An odd box is, for example, the box 17, the box 35,... For the $ a$ part, the player $ B$ win because he allways can play such that all the stones, after he play, will be in even boxes, and then the player $ A$ cannot win, and so like the game is finite, the player $ B$ must win. For the $ b$ part, I use the same strategy, it is that the player who can play such that, after the other player plays, the number of boxes odd and nonempty will be odd, and then is at least one, so he cannot lost. I will prove that the player $ A$ win. Let $ k$ be the number of odd boxes wich ar nonempty in any moment. In the begining of the game there are 1005 boxes that are nonempty and odd. The first play of the player $ A$ is select one stone of the box 2009. Now $ k$ is even. Then the player B can play of two ways: 1- If he select $ x$ stones from the box $ 2y$, then in the next play the player $ A$ select $ x$ stones from the box $ 2y + 1$ (it is easy to see that it allways is possible). 2- If he select $ 1$ stone from the box $ 2y + 1$, then in the next play the player $ A$ select $ 1$ stone from the box $ 2z + 1$. We see that like in the begining there is one stone in each box, after $ B$ plays, the number $ k$ is allways odd if $ B$ played 2 (so $ z$ allways exist). After $ A$ plays the number $ k$ is even and in each odd box the number of stones is 0 or 1. So the player $ A$ allways can play, and then he must win.

gilcu3 wrote: Let $ k$ be the number of odd boxes wich ar nonempty in any moment. In the begining of the game there are 1005 boxes that are nonempty and odd. The first play of the player $ A$ is select one stone of the box 2009. Now $ k$ is even. Then the player B can play of two ways: 1- If he select $ x$ stones from the box $ 2y$, then in the next play the player $ A$ select $ x$ stones from the box $ 2y + 1$ (it is easy to see that it allways is possible). if the first play of B is 1., then k is even after the play of A

Yes, I proved that after each play of $ A$, the number $ k$ is even.
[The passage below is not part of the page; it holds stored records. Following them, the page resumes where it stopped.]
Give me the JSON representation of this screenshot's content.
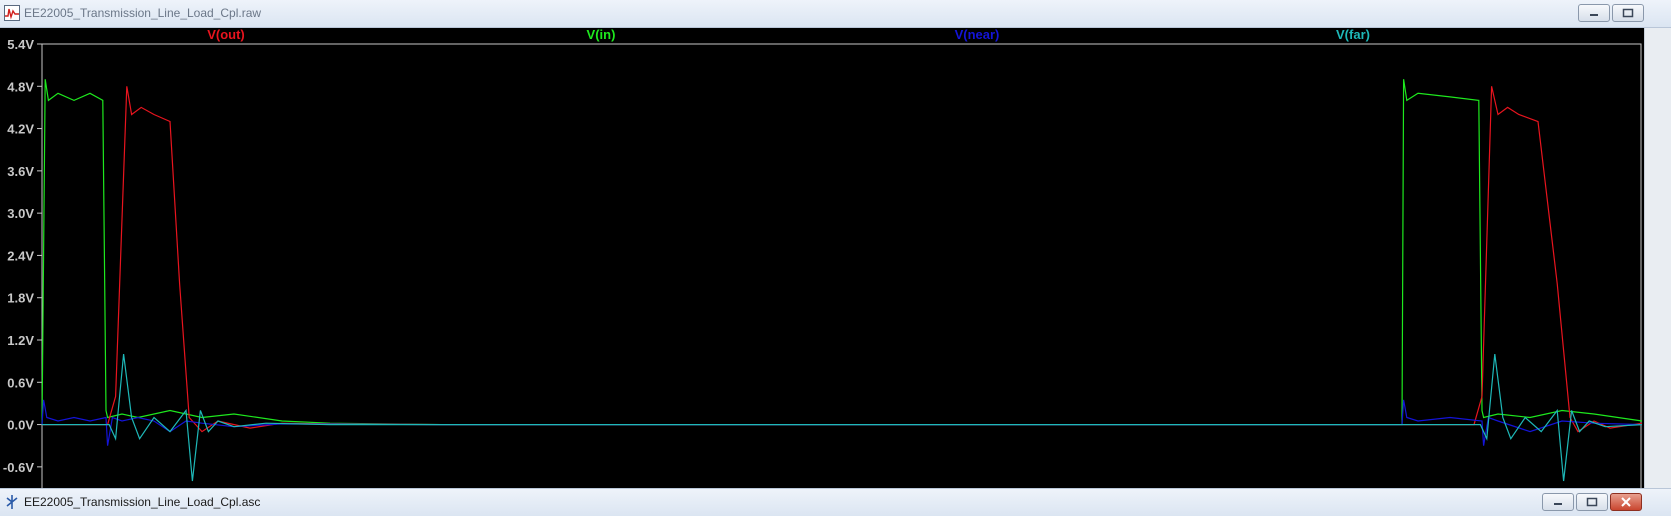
{
  "top_window": {
    "title": "EE22005_Transmission_Line_Load_Cpl.raw"
  },
  "bottom_window": {
    "title": "EE22005_Transmission_Line_Load_Cpl.asc"
  },
  "colors": {
    "v_out": "#e8141e",
    "v_in": "#1ee81e",
    "v_near": "#1414d8",
    "v_far": "#1eb8b8",
    "axis": "#c8c8c8"
  },
  "chart_data": {
    "type": "line",
    "title": "",
    "xlabel": "",
    "ylabel": "",
    "ylim": [
      -0.9,
      5.4
    ],
    "yticks": [
      "5.4V",
      "4.8V",
      "4.2V",
      "3.6V",
      "3.0V",
      "2.4V",
      "1.8V",
      "1.2V",
      "0.6V",
      "0.0V",
      "-0.6V"
    ],
    "ytick_values": [
      5.4,
      4.8,
      4.2,
      3.6,
      3.0,
      2.4,
      1.8,
      1.2,
      0.6,
      0.0,
      -0.6
    ],
    "legend": [
      "V(out)",
      "V(in)",
      "V(near)",
      "V(far)"
    ],
    "xlim": [
      0,
      100
    ],
    "series": [
      {
        "name": "V(in)",
        "color": "#1ee81e",
        "x": [
          0,
          0.2,
          0.4,
          1,
          2,
          3,
          3.8,
          4,
          4.1,
          5,
          6,
          8,
          10,
          12,
          15,
          18,
          25,
          85,
          85.1,
          85.3,
          86,
          88,
          89.8,
          90,
          90.1,
          91,
          93,
          95,
          97,
          100
        ],
        "y": [
          0,
          4.9,
          4.6,
          4.7,
          4.6,
          4.7,
          4.6,
          0.2,
          0.1,
          0.15,
          0.1,
          0.2,
          0.1,
          0.15,
          0.05,
          0.02,
          0,
          0,
          4.9,
          4.6,
          4.7,
          4.65,
          4.6,
          0.2,
          0.1,
          0.15,
          0.1,
          0.2,
          0.15,
          0.05
        ]
      },
      {
        "name": "V(out)",
        "color": "#e8141e",
        "x": [
          0,
          4.1,
          4.6,
          5.3,
          5.6,
          6.2,
          7,
          8,
          8.6,
          9.2,
          10,
          11,
          13,
          15,
          18,
          25,
          85,
          89.5,
          90,
          90.6,
          91,
          91.6,
          92.3,
          93.5,
          94.7,
          95.5,
          96,
          97,
          98,
          100
        ],
        "y": [
          0,
          0,
          0.4,
          4.8,
          4.4,
          4.5,
          4.4,
          4.3,
          2.0,
          0.1,
          -0.1,
          0.05,
          -0.05,
          0.02,
          0.01,
          0,
          0,
          0,
          0.4,
          4.8,
          4.4,
          4.5,
          4.4,
          4.3,
          2.0,
          0.1,
          -0.1,
          0.05,
          -0.05,
          0.02
        ]
      },
      {
        "name": "V(near)",
        "color": "#1414d8",
        "x": [
          0,
          0.1,
          0.3,
          1,
          2,
          3,
          4,
          4.1,
          4.4,
          5,
          6,
          7,
          8,
          9,
          10,
          12,
          15,
          25,
          85,
          85.1,
          85.3,
          86,
          88,
          90,
          90.1,
          90.4,
          91,
          93,
          95,
          97,
          100
        ],
        "y": [
          0,
          0.35,
          0.1,
          0.05,
          0.1,
          0.05,
          0.1,
          -0.3,
          0.1,
          0.05,
          0.1,
          0.05,
          -0.1,
          0.05,
          0.02,
          -0.03,
          0.01,
          0,
          0,
          0.35,
          0.1,
          0.05,
          0.1,
          0.05,
          -0.3,
          0.1,
          0.05,
          -0.1,
          0.05,
          0.02,
          0
        ]
      },
      {
        "name": "V(far)",
        "color": "#1eb8b8",
        "x": [
          0,
          4.2,
          4.6,
          5.1,
          5.6,
          6.1,
          7,
          8,
          9,
          9.4,
          9.9,
          10.4,
          11,
          12,
          14,
          18,
          85,
          89.9,
          90.3,
          90.8,
          91.3,
          91.8,
          92.7,
          93.7,
          94.7,
          95.1,
          95.6,
          96.1,
          96.7,
          97.7,
          100
        ],
        "y": [
          0,
          0,
          -0.2,
          1.0,
          0.1,
          -0.2,
          0.1,
          -0.1,
          0.2,
          -0.8,
          0.2,
          -0.1,
          0.05,
          -0.03,
          0.02,
          0,
          0,
          0,
          -0.2,
          1.0,
          0.1,
          -0.2,
          0.1,
          -0.1,
          0.2,
          -0.8,
          0.2,
          -0.1,
          0.05,
          -0.03,
          0
        ]
      }
    ],
    "grid": false,
    "legend_placement": "top"
  }
}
Let a stone in box $i$ have value $i$ and let the sum of all the values of the stones be denoted as $E$ (assume that there is some box of value 2010 for which no stone can be removed). Notice that after each move, $E$ increases by $1$ and thus changes parity. a) Notice that $E$ is initially even. Thus when $A$ operates, $E$ goes from even to odd and $B$ goes from odd to even. Clearly, $A$ cannot perform the operation of putting the last stone in box 2010 since such a move would be odd to even. b) Notice that the initial $E$ is now odd, thus when $A$ operates, $E$ goes from odd to even and $E$ goes from even to odd. Making $A$ win this time.